Anyway, have you ever had that feeling that you can do more?  That you can somehow contribute more to the society, to your community?  For over a year, I held fast hoping that I could find another job in my previous engineering field, but that didn't happen.  I was just feeling that I should be doing more for my community when this interpreter thing dropped in my path.  By "thing", I mean a good thing!  I was a little skeptical when my lady boss said that she had a good feeling that we'll work along very well.  Maybe because I was going into a new field?  Maybe because I will be working mainly in medical settings?  Maybe...?  There may be a lot of "maybes", but I did it anyway.  I've taken a course, I've drilled myself in medical procedures and terminology, and also on what being a professional medical interpreter means.  It can be hectic sometimes, but so far, I like it!  Even though there are days when I felt that I could've done better, could've been better, deep down, I know that even just a little, I'm contributing to my community.  And I like that!  I've got this skill that can be applied in this way to serve my community, so why not?  But, on the downside, that means weekly drilling of medical terminologies and procedural names so that I can be better at what I'm doing.  Good way to keep my brain going I suppose.  And a very good way to bring back all that Chinese language skills that I have into tip-top shape.  YAY!

So, that's what's up with me as of late.  And finally I'm able to get a better foothold of my schedule and come back to my little blog.  Yes, I HAVE been playing with my food.  Still am, and probably always will.  I have been cooking, baking, and having fun in my kitchen, I just didn't have enough time to put everything together and present them out to the world.

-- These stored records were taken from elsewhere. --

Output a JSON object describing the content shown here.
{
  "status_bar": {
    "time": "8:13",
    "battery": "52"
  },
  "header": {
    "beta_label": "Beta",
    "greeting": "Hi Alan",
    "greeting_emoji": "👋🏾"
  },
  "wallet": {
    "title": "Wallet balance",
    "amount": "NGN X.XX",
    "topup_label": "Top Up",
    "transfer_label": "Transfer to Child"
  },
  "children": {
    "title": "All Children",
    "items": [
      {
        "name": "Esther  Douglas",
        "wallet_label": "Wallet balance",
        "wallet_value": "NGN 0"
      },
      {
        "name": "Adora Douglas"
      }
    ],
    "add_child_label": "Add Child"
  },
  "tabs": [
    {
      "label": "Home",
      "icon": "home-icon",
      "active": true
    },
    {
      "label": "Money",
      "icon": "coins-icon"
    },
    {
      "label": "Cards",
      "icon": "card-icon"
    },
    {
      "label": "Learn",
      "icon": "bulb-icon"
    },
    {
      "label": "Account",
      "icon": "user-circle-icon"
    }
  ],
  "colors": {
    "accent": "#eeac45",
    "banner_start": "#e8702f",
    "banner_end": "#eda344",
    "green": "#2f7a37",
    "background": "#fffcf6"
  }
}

Thus far, it seems like nothing's related to the title of this post "Of Cherries and Pears".  Sure does seem like it huh?  Fear not!  This is just the beginning.  *wink*  What's coming in the next couple posts will be cherries and pears related.  I'm SO excited!  I'm in love with cherries this season.  Bing, rainier, montgomery, or marachino, I love em all!  And pears, I have this little secret love for pears.  Umm hmm.  Yup!  I will be sharing a pear preserve recipe and what to do with leftover chocolate cake layers and some cherries.  How did I end up with a leftover chocolate cake layer?  Well... here's why...

Black Forest Cake!  My all time favorite...  Now I'm craving again.  *sigh*  I'm hopeless.  Hopelessly addicted to this little baby.  Now this?  I'm not so great at it yet, and my measurements are sorta in the trial and error stage, without any proper measurements, so I won't be a good source for this recipe for a while at least.  Meanwhile, I leave all of you with a beautiful photo auf Palais im Der Großer Garten (of Palace in the Grosser Garden) und Guten Tag!